Abstract

The optical behaviour of both gold and silver nanoparticles has been studied in both experimental and theoretical aspects. In the theoretical part of our thesis, to contribute to a better understanding of particles of various shapes and configurations, the versatile Discrete Dipole Approximation (DDA) has been employed to simulate in depth the absorption spectra of single isolated oriented nanoparticles of different symmetry (nanocube, nanobar and nanoellipsoid). The effect of the plasmonic coupling and the size of spherical particles assemblies on their optical response have also been addressed. It was shown that the plasmonic coupling in the interacting particles in close proximity configuration disturbs the homogenous distribution of surface charges and results in splitting the plasmonic band into two bands. The excitations of two different bands (longitudinal and transverse bands) have been also observed in the absorption spectra of many fold symmetry particles. The diversity of the polarization factors along different symmetry axis was established as the main key for observing several bands. Thus the importance of particle shape and the different interesting possibilities offered by this single factor has been well demonstrated in the DDA calculations performed while our treatment of ensembles of nanospheres showed in detail the effect of interacting particles on the overall optical properties of actual samples.

In the experimental part of this thesis, a first part is devoted to the study of the influence of dielectric host material on the optical properties of gold nanoparticles. For this purpose, gold, -poly(methyl methacrylate) (PMMA) and -gelatin nanocomposite materials have been prepared by an in-situ method. Two reduction methods (photochemical and chemical) were used to reduce the gold salt in the presence of the polymer matrix. Firstly, annealed and non annealed samples were prepared by different photochemical methods (UV-, thermal-, and MW-irradiation). Gold-poly(methyl methacrylate) nanocomposites were prepared by irradiating spin-coated films containing the polymer and the gold precursor dissolved in acetone. The reduction of gold ions resulted in the formation of gold that nucleated and grew within the polymer films. It was shown that, depending on the energy source, gold nanoparticles with different shapes could be formed. The nanocomposites prepared through the photochemical methods, showed a low sensitivity toward the environment. However, by annealing the samples at temperatures well above the glass transition temperature of the polymer, the response to dielectric environment appeared to be enhanced significantly. The increased sensitivity of the annealed sample (increase the surface particle density) was accounted for by the increased mobility of both polymer chains and gold nanoparticles in the rubbery state of the material and the presence of the monomer. The results showed that, by using adequate post-synthesis heat treatments, gold-polymer nanocomposites could be used as plasmonic sensing platforms.
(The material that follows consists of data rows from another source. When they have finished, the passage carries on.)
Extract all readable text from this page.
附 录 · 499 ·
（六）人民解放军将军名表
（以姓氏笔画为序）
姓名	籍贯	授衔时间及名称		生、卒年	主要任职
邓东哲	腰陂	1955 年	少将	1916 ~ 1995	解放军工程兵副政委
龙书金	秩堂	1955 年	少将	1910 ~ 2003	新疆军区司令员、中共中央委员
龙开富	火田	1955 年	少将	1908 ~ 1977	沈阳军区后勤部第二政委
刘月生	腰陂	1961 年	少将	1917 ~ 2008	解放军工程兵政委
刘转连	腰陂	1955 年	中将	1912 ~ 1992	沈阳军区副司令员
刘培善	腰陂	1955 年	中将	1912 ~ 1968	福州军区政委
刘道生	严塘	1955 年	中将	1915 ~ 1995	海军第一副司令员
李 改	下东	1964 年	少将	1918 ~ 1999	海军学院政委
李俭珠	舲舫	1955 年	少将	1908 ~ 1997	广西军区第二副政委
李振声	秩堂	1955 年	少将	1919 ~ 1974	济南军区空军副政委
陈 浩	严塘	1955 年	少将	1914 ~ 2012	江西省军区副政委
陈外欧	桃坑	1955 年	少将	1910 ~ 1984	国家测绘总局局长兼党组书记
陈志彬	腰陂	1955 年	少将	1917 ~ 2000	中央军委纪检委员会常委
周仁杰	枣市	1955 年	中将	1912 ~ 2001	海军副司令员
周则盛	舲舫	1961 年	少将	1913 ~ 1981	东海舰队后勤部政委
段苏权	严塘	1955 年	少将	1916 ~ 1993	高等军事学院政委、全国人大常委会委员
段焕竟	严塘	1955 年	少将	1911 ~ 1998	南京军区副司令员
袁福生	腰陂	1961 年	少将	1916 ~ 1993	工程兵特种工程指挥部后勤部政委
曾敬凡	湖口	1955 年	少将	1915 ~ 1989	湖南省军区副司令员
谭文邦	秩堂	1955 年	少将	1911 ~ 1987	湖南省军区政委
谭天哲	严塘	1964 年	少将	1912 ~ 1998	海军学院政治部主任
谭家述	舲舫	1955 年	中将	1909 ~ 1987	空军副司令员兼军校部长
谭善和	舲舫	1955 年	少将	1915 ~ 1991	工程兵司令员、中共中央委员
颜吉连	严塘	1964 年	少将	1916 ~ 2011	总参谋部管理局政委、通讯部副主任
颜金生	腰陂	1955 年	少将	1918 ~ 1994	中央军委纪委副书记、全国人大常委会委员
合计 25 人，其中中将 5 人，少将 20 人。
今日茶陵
Secondly, gold–gelatin bionanocomposite films were prepared by the reduction of gold ions by sodium borohydride in an aqueous solution. It was shown that both the solution and the films on glass substrates contained entrapped hydrogen micro- and nanobubbles with diameters in the range of 200 nm–3 μm. The composite films having micro- and nanobubble inclusions have been found to be very stable. The optical properties of gold nanoparticles in the presence of gelatin and hydrogen nanobubbles were measured and simulated by using the discrete dipole approximation (DDA) method. The calculated localized surface plasmon resonance band was found in agreement with the experimental band position only when the presence of hydrogen bubbles around the gold nanoparticles was taken into account. The different morphological features engendered by the presence of the bubbles in the film (gelatin receptacles for the nanoparticles, gelatin hemispheres raised by the bubbles under the surface, cavities on the surface of the film, etc) are potential candidates for many applications.